Tegen het verweer van de verdediging kan voorts worden ingebracht, dat de gedane giften in het onderhavige geval wel degelijk tot tegenprestaties hebben geleid. Zo verklaarde [betrokkene 1] bij de Rijksrecherche d.d. 7 mei 2003 dat de verdachte gezien de gedane giften eigenlijk niet anders kon dan het RAS Zuid project aan het bedrijf te gunnen. Dit vindt voorts zijn bevestiging in de verklaring van [betrokkene 4], afgelegd bij de Rijksrecherche op 4 september 2003. Volgens [betrokkene 4] was het binnen het personeel van [A] algemeen bekend dat [verdachte] ‘plat’ was.’
7.3.
In de eerste plaats merk ik op dat de vrijspraak en de daaraan gegeven motivering niet aan het oordeel van de Hoge Raad zijn onderworpen. Dat brengt mee dat de vraag of de motivering van de bewezenverklaring zich verdraagt met die aan de vrijspraak gegeven motivering, in cassatie niet ten toets kan komen.4.

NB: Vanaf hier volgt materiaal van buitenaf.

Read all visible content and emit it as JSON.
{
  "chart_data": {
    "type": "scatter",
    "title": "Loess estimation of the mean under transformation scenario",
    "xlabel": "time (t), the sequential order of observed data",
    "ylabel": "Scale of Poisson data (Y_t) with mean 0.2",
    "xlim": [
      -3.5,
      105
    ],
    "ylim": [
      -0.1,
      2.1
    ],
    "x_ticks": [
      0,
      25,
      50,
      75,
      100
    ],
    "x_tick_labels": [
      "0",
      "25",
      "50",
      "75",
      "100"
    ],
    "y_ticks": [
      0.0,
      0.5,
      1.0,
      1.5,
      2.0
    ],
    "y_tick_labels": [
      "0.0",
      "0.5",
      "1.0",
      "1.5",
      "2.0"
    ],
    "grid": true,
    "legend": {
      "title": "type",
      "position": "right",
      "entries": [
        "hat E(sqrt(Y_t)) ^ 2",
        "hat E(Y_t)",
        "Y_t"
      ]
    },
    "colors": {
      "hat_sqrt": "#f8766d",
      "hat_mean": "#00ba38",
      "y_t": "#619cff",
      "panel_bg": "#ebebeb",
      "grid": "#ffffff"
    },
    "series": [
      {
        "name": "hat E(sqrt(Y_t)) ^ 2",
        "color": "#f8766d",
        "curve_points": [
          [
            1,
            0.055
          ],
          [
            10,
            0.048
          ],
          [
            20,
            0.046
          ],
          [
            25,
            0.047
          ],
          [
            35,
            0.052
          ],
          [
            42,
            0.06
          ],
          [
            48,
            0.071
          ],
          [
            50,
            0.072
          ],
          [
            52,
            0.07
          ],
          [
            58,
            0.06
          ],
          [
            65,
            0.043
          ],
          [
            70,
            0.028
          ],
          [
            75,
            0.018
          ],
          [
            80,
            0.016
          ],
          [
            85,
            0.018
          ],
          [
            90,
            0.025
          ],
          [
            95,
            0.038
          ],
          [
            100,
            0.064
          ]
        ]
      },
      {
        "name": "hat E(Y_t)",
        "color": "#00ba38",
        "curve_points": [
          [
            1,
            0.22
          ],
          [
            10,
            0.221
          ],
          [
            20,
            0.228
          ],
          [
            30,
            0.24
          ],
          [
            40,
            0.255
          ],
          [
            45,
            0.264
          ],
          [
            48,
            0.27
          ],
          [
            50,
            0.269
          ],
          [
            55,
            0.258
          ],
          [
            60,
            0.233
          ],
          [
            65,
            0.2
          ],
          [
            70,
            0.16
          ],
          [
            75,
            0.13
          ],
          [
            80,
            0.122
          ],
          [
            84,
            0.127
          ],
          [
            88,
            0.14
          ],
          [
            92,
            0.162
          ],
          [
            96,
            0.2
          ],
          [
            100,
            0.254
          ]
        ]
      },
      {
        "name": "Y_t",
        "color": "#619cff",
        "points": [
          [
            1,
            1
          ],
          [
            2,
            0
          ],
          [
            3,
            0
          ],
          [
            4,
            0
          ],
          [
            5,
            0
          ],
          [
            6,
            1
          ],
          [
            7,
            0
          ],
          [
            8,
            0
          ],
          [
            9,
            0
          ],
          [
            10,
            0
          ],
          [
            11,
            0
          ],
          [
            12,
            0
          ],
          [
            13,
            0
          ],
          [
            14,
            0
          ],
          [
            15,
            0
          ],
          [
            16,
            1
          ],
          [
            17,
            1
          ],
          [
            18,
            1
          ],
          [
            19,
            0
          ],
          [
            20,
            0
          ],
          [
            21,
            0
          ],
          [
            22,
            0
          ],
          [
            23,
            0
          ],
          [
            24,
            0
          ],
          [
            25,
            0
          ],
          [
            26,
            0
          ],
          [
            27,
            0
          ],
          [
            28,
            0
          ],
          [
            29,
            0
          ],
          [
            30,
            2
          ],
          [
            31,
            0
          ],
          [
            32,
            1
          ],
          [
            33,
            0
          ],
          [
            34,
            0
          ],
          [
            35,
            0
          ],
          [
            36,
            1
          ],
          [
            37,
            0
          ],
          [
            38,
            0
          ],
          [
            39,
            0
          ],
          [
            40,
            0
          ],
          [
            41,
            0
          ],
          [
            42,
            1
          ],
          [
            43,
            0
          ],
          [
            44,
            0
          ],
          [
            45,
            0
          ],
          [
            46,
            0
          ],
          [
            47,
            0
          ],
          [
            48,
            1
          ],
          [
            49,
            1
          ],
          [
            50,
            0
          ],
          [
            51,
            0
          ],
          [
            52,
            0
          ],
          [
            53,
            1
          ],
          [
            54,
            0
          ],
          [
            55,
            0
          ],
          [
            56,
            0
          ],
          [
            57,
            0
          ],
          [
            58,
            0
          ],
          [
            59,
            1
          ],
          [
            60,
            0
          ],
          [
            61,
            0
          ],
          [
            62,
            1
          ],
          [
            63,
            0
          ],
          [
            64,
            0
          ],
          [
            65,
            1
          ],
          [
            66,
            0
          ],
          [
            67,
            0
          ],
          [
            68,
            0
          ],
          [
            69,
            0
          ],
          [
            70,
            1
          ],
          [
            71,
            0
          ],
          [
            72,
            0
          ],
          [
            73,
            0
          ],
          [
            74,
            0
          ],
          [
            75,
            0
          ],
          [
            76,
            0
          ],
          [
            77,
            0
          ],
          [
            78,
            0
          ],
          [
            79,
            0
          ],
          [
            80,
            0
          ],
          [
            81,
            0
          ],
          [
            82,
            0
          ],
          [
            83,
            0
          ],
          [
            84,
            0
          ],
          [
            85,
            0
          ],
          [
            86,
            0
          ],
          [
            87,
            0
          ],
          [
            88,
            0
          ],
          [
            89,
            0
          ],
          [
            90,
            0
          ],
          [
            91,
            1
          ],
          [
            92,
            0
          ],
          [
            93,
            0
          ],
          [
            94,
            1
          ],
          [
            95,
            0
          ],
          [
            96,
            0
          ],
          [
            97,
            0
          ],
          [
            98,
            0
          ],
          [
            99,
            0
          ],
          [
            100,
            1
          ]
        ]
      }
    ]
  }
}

Voorts heeft het Hof met juistheid overwogen dat de wet niet eist dat het aannemen van de gift ook leidt tot een tegenprestatie. Het delict is immers al voltooid met het aannemen van de gift. Het is niet vereist dat de ambtenaar onder invloed van de gift daadwerkelijk in strijd met zijn plicht iets heeft gedaan of nagelaten.5.
In de derde plaats zie ik ook hier, anders dan de steller van het middel, geen innerlijke tegenstrijdigheid. Het Hof heeft inderdaad niet bewezenverklaard dat de verdachte wist dat de gift hem werd gedaan teneinde hem te bewegen om, in strijd met zijn plicht, in zijn bediening te bevorderen dat het zgn. RAS-Zuid project als staat van meerwerk op het Project RAS-Noord zou worden opgedragen aan [A]. Het Hof was kennelijk van oordeel dat daarvoor geen wettig en overtuigend bewijs voorhanden was.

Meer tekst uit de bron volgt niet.